I've grown up reading Tom Clancy and probably most of you have at least seen Red October, so this book caught my eye when browsing used books for a recent trip. It's a fairly human look at what's involved in sailing on a Trident missile submarine, with perspectives from the Captain, chief of the boat, a newbie, old hand, and a newly married sailor. It's also technical in places, revealing some of the interesting details about how things work. What made me tag it for posting here was the discussion of how they handle the release of the nuclear missiles. The movies always show the land based silos having the two key systems and Clancy has described a similar system for Russian subs, but here it goes much further than that. Everything is scripted, from the time they get the initial message everything is handled by two people, and it is definitely a multi stage/multi person process to actually do the launch.

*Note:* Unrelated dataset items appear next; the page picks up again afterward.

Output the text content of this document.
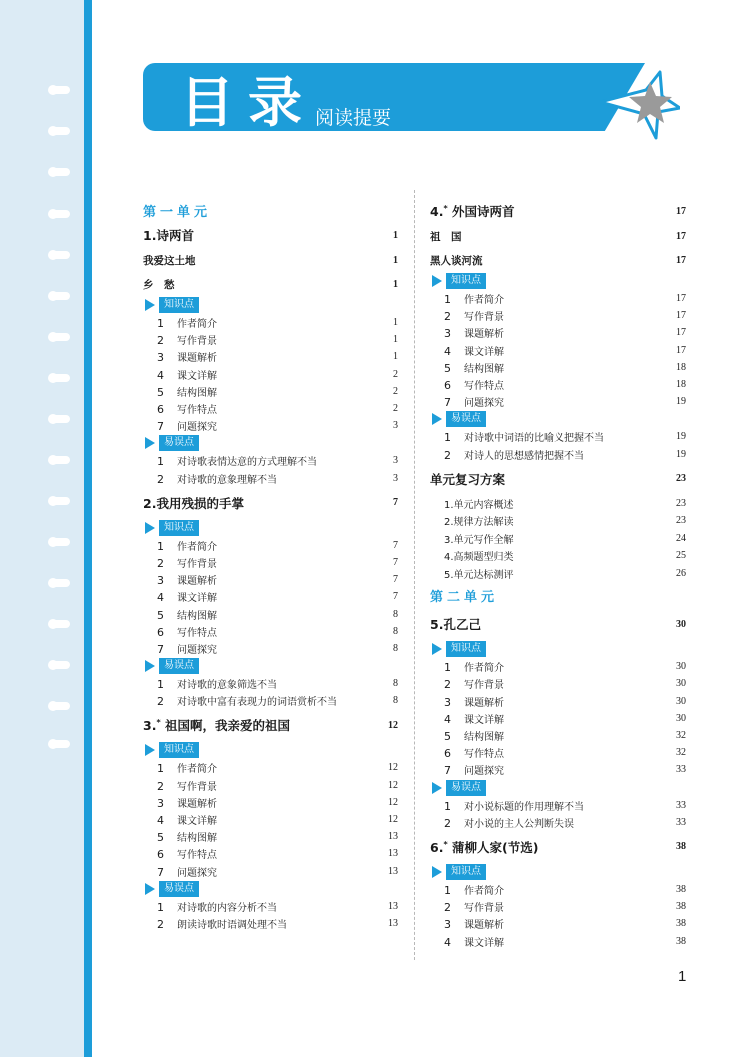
目录 阅读提要
第一单元
1.诗两首	1
我爱这土地	1
乡　愁	1
知识点
1 作者简介	1
2 写作背景	1
3 课题解析	1
4 课文详解	2
5 结构图解	2
6 写作特点	2
7 问题探究	3
易误点
1 对诗歌表情达意的方式理解不当	3
2 对诗歌的意象理解不当	3
2.我用残损的手掌	7
知识点
1 作者简介	7
2 写作背景	7
3 课题解析	7
4 课文详解	7
5 结构图解	8
6 写作特点	8
7 问题探究	8
易误点
1 对诗歌的意象筛选不当	8
2 对诗歌中富有表现力的词语赏析不当	8
3.* 祖国啊，我亲爱的祖国	12
知识点
1 作者简介	12
2 写作背景	12
3 课题解析	12
4 课文详解	12
5 结构图解	13
6 写作特点	13
7 问题探究	13
易误点
1 对诗歌的内容分析不当	13
2 朗读诗歌时语调处理不当	13
4.* 外国诗两首	17
祖　国	17
黑人谈河流	17
知识点
1 作者简介	17
2 写作背景	17
3 课题解析	17
4 课文详解	17
5 结构图解	18
6 写作特点	18
7 问题探究	19
易误点
1 对诗歌中词语的比喻义把握不当	19
2 对诗人的思想感情把握不当	19
单元复习方案	23
1.单元内容概述	23
2.规律方法解读	23
3.单元写作全解	24
4.高频题型归类	25
5.单元达标测评	26
第二单元
5.孔乙己	30
知识点
1 作者简介	30
2 写作背景	30
3 课题解析	30
4 课文详解	30
5 结构图解	32
6 写作特点	32
7 问题探究	33
易误点
1 对小说标题的作用理解不当	33
2 对小说的主人公判断失误	33
6.* 蒲柳人家(节选)	38
知识点
1 作者简介	38
2 写作背景	38
3 课题解析	38
4 课文详解	38
1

From a security perspective, you have to appreciate the problem. First you need to make sure that you can't have a crazy captain launch missiles on his own (the author cites the sub as being the worlds fifth largest nuclear power), and you need a highly secure way to tell him it's proper to launch, and not a message from one lunatic upstream. The book discussed a mid 90's security review that ended up adding even more safeguards to a fairly secure system. The captain of the sub during the time of the book said it was theoretically possible for the crew working together to overcome all the security safeguards, but in practice it could never be done without detection and would be a lengthy process. It's all doctrine that the captain should have seen an escalation of events that makes the launch seem if not reasonable, at least contextual, and is obligated to phone home if any doubt exists - even if that means risking detection.
The other part I admire is that they do missile drills all the time, what we would call testing. Think about that. They run tests that do everything except eject the missile from the submarine on a routine basis. It's not just software, it's a lot of hardware too - how would you like to own writing or testing the process that let's all systems enter a simulation mode and doesn't accidentally fire a nuclear missile? That is pretty intense.
Big Red: The Three-Month Voyage of a Trident Nuclear Submarine available used at Amazon, something different for you to read.